On all my flights, the NOTAMS I retrieve have mentioned spots of ice on the Fairbanks runways/taxiways, certain airport lights being out, and other items I know are important, but are really mundane. Finally though, I have an exciting NOTAM:
This rocket is being launched to take in-situ aurora measurements; in-situ aurora data is a big deal to space physicists because the aurora occurs around 100km (~62mi) above the ground. It’s a region above where we can fly instruments on planes. The atmosphere there is too thick to place a satellite in a [cost-effective, ‘long-term’] orbit. We mostly rely on remote sensing to learn about aurora, but there are limitations on the type of data that can be obtained. The solution: rockets. But they’re so expensive, basically a one-time-use machine, and they only fly for ~10 minutes (remember not all 10 minutes is spent at the right altitude…). And you only get good data when you time the launch properly. Think of aurora as ‘storms’ in the atmosphere. They take time to grow and light up the sky. The rocket takes time to get to the correct altitude, so to observe the aurora at maximum intensity, you need to launch at the early, wispy green glow stages (but in the early stages, there is no guarantee that it will turn into the large event you want). So much stress in the control room!!!
Scientists don’t currently have a guaranteed aurora forecaster (a mildly accurate one is at http://www.gi.alaska.edu/AuroraForecast), but the hope is that with more data, we can someday have very accurate predictive capabilities. More details at http://uafcornerstone.net/rockets-set-launch-poker-flat-research-range/ and www.nasa.gov/content/goddard/nasa-funded-sounding-rocket-to-catch-aurora-in-the-act/
Having friends that work at Poker Flat is awesome. We get to go through the gates to observe the launch up close (~2 miles away).
On the 25th, auroras were mild:
Auroras were too mild for a launch of the official rocket – but personnel were kept mentally sharp with two smaller test rocket launches. Total flight time is only about 40 seconds. Oddly thrilling hearing the loud ‘thud’ as it lands.
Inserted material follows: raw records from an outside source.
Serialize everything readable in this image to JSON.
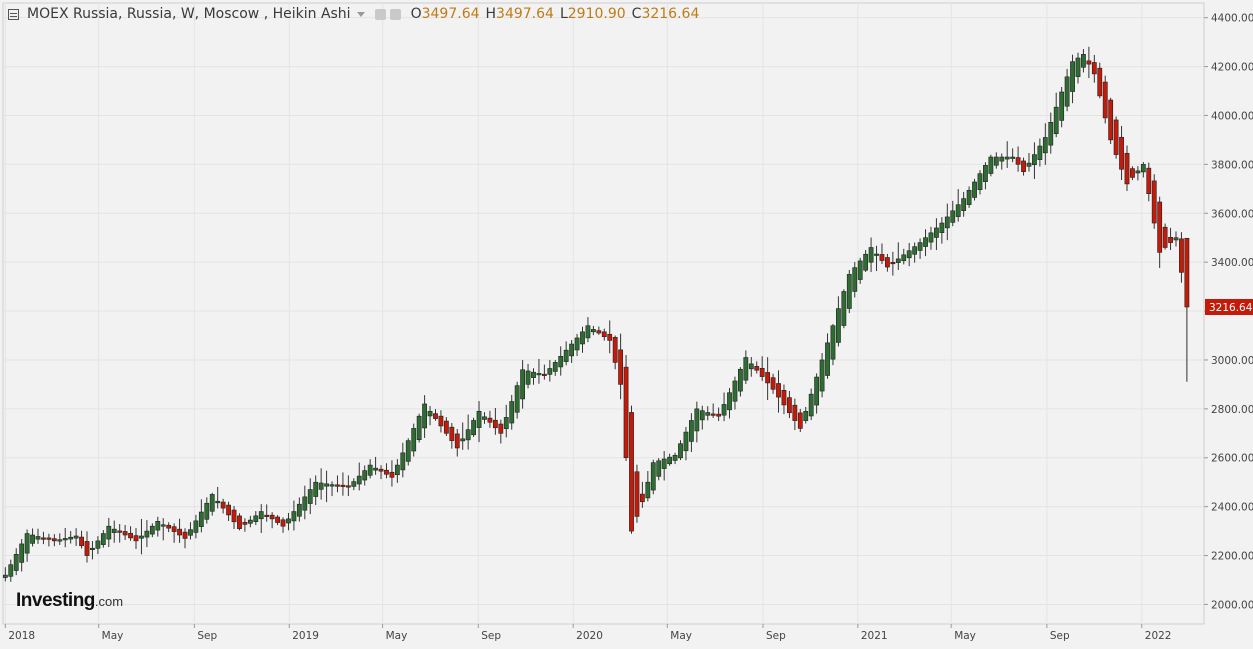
{
  "legend": {
    "symbol": "MOEX Russia, Russia, W, Moscow , Heikin Ashi",
    "open_key": "O",
    "open": "3497.64",
    "high_key": "H",
    "high": "3497.64",
    "low_key": "L",
    "low": "2910.90",
    "close_key": "C",
    "close": "3216.64"
  },
  "logo": {
    "main": "Investing",
    "suffix": ".com"
  },
  "colors": {
    "up": "#2e6d32",
    "down": "#c41a0a",
    "background": "#f2f2f2",
    "grid": "#e4e4e4",
    "axis_text": "#444444",
    "last_price_bg": "#c41a0a"
  },
  "chart_data": {
    "type": "candlestick",
    "chart_style": "Heikin Ashi",
    "interval": "Weekly",
    "y_axis_position": "right",
    "ylim": [
      1920,
      4460
    ],
    "yticks": [
      2000,
      2200,
      2400,
      2600,
      2800,
      3000,
      3200,
      3400,
      3600,
      3800,
      4000,
      4200,
      4400
    ],
    "ytick_labels": [
      "2000.00",
      "2200.00",
      "2400.00",
      "2600.00",
      "2800.00",
      "3000.00",
      "3200.00",
      "3400.00",
      "3600.00",
      "3800.00",
      "4000.00",
      "4200.00",
      "4400.00"
    ],
    "xlim": [
      "2017-12-29",
      "2022-03-22"
    ],
    "xticks": [
      {
        "label": "2018",
        "date": "2018-01-01"
      },
      {
        "label": "May",
        "date": "2018-05-01"
      },
      {
        "label": "Sep",
        "date": "2018-09-01"
      },
      {
        "label": "2019",
        "date": "2019-01-01"
      },
      {
        "label": "May",
        "date": "2019-05-01"
      },
      {
        "label": "Sep",
        "date": "2019-09-01"
      },
      {
        "label": "2020",
        "date": "2020-01-01"
      },
      {
        "label": "May",
        "date": "2020-05-01"
      },
      {
        "label": "Sep",
        "date": "2020-09-01"
      },
      {
        "label": "2021",
        "date": "2021-01-01"
      },
      {
        "label": "May",
        "date": "2021-05-01"
      },
      {
        "label": "Sep",
        "date": "2021-09-01"
      },
      {
        "label": "2022",
        "date": "2022-01-01"
      }
    ],
    "last_price": "3216.64",
    "series_close_path": [
      [
        "2018-01-01",
        2120
      ],
      [
        "2018-01-29",
        2290
      ],
      [
        "2018-03-05",
        2260
      ],
      [
        "2018-04-02",
        2280
      ],
      [
        "2018-04-16",
        2200
      ],
      [
        "2018-05-14",
        2320
      ],
      [
        "2018-06-18",
        2260
      ],
      [
        "2018-07-16",
        2340
      ],
      [
        "2018-08-20",
        2270
      ],
      [
        "2018-09-24",
        2450
      ],
      [
        "2018-10-29",
        2310
      ],
      [
        "2018-11-26",
        2380
      ],
      [
        "2018-12-24",
        2320
      ],
      [
        "2019-02-04",
        2500
      ],
      [
        "2019-03-18",
        2480
      ],
      [
        "2019-04-15",
        2570
      ],
      [
        "2019-05-13",
        2520
      ],
      [
        "2019-06-24",
        2820
      ],
      [
        "2019-08-05",
        2640
      ],
      [
        "2019-09-02",
        2790
      ],
      [
        "2019-09-30",
        2700
      ],
      [
        "2019-10-28",
        2960
      ],
      [
        "2019-11-25",
        2940
      ],
      [
        "2020-01-20",
        3140
      ],
      [
        "2020-02-17",
        3080
      ],
      [
        "2020-03-02",
        2900
      ],
      [
        "2020-03-16",
        2300
      ],
      [
        "2020-03-30",
        2420
      ],
      [
        "2020-04-13",
        2580
      ],
      [
        "2020-05-11",
        2610
      ],
      [
        "2020-06-08",
        2800
      ],
      [
        "2020-07-06",
        2770
      ],
      [
        "2020-08-10",
        3010
      ],
      [
        "2020-09-14",
        2880
      ],
      [
        "2020-10-19",
        2720
      ],
      [
        "2020-11-16",
        3000
      ],
      [
        "2020-12-21",
        3350
      ],
      [
        "2021-01-18",
        3460
      ],
      [
        "2021-02-08",
        3380
      ],
      [
        "2021-03-22",
        3480
      ],
      [
        "2021-04-19",
        3560
      ],
      [
        "2021-05-17",
        3660
      ],
      [
        "2021-06-21",
        3830
      ],
      [
        "2021-07-19",
        3830
      ],
      [
        "2021-08-02",
        3770
      ],
      [
        "2021-08-30",
        3910
      ],
      [
        "2021-10-04",
        4220
      ],
      [
        "2021-10-18",
        4250
      ],
      [
        "2021-11-01",
        4170
      ],
      [
        "2021-11-22",
        3900
      ],
      [
        "2021-12-13",
        3720
      ],
      [
        "2022-01-03",
        3800
      ],
      [
        "2022-01-24",
        3440
      ],
      [
        "2022-02-14",
        3500
      ],
      [
        "2022-02-28",
        3216.64
      ]
    ]
  }
}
The highway bordering the rocket range needs to be shut down for ~10 minutes for every launch and I’m curious if anything is said about the launch to pilots in the area.
Even though I’ve finished my required night flight training hours, I kinda of want to schedule a night flight to see how rockets affect air traffic communications/instructions 😀
Auroral activity has been low so we’re still waiting for the launch as of today.